8. For Therapists, Clinicians, Facilitators, Coaches & Those Seeking Training
Do you offer training, consultation, or supervision for other professionals?
Yes. We provide consultation, supervision, and mentorship for therapists, clinicians, facilitators, guides, coaches, and others seeking to deepen their competence in psilocybin-assisted work. This includes both general clinical consultation and supervision specific to Colorado’s regulated psilocybin framework.
Do you provide clinical supervision related to psilocybin facilitation?
Yes. As a licensed clinical psilocybin facilitator in Colorado, we are able to provide required clinical consultation for facilitators working with clients who have a mental health diagnosis. Under Colorado law (DORRA / Proposition 122), non-clinical facilitators must consult with a licensed clinical facilitator when working with diagnosed clients. This supervision helps ensure ethical practice, client safety, and regulatory compliance.

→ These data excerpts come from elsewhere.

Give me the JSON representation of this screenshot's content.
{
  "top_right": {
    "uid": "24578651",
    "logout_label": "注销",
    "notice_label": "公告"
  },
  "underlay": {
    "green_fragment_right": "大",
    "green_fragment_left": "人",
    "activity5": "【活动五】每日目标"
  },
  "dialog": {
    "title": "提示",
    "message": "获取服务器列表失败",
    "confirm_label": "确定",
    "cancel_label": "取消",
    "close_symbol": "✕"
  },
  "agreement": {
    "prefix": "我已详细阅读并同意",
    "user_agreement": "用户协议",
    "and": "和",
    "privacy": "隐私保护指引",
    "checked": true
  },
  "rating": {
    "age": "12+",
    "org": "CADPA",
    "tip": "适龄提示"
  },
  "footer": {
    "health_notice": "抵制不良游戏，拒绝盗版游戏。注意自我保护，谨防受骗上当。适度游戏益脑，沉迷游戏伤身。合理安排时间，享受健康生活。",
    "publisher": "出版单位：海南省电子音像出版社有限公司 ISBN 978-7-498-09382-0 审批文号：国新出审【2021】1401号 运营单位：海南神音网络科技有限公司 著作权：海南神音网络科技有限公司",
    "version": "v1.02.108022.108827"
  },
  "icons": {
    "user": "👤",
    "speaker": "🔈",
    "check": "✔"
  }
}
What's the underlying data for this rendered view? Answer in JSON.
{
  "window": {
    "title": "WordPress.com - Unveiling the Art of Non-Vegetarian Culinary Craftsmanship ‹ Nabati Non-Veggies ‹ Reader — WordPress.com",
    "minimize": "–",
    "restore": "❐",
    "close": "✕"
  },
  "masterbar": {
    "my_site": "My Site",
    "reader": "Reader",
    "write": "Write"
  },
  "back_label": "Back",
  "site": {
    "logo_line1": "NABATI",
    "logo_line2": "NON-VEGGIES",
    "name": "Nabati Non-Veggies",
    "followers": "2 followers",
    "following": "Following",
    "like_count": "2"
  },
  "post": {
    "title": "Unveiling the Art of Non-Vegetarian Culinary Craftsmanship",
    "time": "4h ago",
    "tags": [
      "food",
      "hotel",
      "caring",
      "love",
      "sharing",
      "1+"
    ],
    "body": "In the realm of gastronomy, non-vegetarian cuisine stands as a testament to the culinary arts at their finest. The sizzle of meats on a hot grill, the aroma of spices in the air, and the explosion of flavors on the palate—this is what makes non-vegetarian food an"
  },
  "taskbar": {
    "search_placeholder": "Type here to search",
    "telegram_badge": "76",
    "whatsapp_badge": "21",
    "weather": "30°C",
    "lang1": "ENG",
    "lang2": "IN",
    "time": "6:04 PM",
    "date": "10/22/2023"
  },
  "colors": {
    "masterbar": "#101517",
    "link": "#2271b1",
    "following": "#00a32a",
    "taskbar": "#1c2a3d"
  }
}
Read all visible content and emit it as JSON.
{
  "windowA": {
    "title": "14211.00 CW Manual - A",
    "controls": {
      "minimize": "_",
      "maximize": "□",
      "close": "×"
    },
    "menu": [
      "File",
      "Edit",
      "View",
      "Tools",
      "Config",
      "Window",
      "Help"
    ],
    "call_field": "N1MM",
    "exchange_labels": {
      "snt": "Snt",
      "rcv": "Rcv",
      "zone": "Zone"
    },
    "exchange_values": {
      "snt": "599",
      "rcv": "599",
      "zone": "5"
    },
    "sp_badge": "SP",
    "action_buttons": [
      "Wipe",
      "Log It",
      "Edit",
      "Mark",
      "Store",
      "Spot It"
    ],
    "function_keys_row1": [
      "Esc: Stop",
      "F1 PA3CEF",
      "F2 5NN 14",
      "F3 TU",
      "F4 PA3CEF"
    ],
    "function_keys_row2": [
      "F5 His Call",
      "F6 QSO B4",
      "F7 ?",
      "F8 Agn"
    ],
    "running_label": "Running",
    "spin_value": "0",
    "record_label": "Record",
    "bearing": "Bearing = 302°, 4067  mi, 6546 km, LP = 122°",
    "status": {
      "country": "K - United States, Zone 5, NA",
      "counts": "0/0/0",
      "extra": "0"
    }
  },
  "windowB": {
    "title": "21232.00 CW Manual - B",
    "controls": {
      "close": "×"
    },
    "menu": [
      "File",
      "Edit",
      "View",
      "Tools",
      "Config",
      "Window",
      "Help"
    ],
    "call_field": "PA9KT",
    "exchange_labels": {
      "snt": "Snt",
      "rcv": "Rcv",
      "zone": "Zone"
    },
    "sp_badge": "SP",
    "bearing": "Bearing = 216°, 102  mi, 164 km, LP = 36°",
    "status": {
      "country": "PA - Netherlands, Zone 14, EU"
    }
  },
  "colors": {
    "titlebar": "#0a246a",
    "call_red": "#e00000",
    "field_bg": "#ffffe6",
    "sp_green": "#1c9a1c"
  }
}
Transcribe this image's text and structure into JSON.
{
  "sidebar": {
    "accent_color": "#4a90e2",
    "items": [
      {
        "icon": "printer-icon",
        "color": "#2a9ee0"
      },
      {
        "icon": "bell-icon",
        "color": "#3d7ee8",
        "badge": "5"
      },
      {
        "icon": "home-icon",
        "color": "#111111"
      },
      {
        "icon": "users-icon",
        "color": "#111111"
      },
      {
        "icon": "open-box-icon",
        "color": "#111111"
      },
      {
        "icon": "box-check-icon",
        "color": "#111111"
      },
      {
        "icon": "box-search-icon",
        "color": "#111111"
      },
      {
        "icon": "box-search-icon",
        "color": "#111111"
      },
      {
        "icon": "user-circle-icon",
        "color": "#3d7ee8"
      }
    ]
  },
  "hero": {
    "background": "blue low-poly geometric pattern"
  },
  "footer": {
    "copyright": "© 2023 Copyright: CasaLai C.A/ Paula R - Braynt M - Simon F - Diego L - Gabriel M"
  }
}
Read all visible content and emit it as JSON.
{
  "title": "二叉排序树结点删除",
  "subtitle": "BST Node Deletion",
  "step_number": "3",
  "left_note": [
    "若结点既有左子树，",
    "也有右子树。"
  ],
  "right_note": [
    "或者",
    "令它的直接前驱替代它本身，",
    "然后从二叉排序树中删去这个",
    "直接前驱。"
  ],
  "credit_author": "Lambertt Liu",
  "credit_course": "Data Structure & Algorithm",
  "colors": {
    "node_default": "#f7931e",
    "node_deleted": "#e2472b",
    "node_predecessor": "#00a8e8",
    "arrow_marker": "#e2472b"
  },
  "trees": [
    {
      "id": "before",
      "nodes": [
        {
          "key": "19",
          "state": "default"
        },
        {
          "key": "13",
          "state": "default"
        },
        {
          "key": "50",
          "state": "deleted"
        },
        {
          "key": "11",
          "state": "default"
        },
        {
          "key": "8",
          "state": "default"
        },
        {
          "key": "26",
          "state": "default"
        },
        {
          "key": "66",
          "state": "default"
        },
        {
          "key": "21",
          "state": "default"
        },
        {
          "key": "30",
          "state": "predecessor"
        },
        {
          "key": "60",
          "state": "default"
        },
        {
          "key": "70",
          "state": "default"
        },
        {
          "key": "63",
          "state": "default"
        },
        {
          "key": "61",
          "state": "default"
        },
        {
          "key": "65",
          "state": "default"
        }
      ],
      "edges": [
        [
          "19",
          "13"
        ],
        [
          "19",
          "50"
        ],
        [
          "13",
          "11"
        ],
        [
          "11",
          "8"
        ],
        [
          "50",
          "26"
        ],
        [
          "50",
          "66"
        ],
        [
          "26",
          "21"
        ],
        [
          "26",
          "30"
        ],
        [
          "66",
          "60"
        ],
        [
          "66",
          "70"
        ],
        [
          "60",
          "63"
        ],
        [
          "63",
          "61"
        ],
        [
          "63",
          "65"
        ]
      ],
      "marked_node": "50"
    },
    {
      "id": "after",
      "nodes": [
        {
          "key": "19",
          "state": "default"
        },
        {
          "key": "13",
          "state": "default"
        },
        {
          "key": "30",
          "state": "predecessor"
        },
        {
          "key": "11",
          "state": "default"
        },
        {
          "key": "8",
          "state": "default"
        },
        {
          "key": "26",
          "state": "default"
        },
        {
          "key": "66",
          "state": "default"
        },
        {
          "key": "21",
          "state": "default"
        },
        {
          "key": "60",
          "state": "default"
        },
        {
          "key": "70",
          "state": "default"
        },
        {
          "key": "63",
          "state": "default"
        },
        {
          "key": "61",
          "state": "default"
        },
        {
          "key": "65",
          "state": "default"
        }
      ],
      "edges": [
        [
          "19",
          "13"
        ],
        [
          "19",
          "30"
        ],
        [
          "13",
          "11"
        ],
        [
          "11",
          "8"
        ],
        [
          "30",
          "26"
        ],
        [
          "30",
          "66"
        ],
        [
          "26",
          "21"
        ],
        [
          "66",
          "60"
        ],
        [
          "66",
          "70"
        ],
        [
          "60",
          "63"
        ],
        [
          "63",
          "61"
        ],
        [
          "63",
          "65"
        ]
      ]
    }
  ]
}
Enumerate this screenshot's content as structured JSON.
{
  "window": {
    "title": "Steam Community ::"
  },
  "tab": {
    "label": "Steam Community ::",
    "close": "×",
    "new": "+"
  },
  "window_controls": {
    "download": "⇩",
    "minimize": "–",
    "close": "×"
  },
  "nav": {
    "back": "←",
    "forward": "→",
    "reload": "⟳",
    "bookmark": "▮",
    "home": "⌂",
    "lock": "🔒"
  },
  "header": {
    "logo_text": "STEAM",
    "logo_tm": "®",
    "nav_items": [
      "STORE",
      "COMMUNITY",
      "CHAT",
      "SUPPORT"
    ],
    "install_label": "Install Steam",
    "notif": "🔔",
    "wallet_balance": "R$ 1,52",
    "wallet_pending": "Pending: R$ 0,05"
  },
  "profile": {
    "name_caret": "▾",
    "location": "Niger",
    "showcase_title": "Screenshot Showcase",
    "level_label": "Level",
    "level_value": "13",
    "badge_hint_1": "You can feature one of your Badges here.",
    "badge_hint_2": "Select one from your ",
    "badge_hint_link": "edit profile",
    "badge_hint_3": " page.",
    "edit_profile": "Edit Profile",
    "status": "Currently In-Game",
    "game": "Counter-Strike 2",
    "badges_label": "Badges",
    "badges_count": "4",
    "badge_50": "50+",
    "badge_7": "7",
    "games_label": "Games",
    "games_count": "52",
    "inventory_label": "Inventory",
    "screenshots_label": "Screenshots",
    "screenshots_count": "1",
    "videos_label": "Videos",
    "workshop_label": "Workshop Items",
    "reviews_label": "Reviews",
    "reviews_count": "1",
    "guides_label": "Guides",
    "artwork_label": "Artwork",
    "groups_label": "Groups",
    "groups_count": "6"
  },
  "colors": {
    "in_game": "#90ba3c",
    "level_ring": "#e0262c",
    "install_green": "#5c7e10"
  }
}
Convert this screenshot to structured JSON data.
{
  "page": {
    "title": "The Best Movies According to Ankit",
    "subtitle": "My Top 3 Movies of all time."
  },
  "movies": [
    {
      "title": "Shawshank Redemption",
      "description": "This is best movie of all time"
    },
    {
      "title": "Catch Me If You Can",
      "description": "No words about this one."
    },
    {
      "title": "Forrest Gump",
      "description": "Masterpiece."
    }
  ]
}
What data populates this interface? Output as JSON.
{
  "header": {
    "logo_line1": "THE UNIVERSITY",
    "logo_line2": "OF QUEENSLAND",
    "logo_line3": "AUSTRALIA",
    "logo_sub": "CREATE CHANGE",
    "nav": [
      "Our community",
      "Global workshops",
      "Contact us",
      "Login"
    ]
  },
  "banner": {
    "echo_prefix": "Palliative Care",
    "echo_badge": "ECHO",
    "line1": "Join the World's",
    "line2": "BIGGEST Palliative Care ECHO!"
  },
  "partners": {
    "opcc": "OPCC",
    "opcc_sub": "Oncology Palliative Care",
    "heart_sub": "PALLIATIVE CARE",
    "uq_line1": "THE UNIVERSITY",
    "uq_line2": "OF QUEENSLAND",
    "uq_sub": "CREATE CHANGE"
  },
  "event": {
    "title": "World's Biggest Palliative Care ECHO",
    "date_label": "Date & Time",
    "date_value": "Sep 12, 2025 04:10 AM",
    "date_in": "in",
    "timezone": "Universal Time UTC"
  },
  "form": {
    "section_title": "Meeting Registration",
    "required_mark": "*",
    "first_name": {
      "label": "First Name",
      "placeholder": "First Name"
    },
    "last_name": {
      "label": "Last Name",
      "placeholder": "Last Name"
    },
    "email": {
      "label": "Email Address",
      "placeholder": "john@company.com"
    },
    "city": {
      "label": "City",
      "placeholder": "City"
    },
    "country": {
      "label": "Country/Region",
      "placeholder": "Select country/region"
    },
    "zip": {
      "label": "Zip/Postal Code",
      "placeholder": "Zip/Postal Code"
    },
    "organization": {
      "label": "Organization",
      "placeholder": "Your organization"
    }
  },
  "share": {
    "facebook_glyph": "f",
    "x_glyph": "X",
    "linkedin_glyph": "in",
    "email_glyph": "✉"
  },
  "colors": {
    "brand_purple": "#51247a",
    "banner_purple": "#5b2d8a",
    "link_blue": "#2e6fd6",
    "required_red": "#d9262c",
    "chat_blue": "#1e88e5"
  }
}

Do you work with therapists who want to refer clients for psilocybin therapy?
Yes. We regularly collaborate with outside therapists and clinicians whose clients may benefit from a structured psilocybin therapy round. In these cases, we do not take over the client’s ongoing therapy. Instead, we provide a focused psilocybin therapy process – including screening, preparation, facilitated administration, and integration – after which clients return to their primary therapist.
Is there an opportunity to train in your space or learn your facilitation model?
Potentially, yes. For individuals who are aligned, appropriately trained, and open to collaborative learning, we offer opportunities to learn within our clinical and facilitation framework. This may include exposure to preparation practices, session flow, integration models, and trauma-informed approaches to psychedelic work.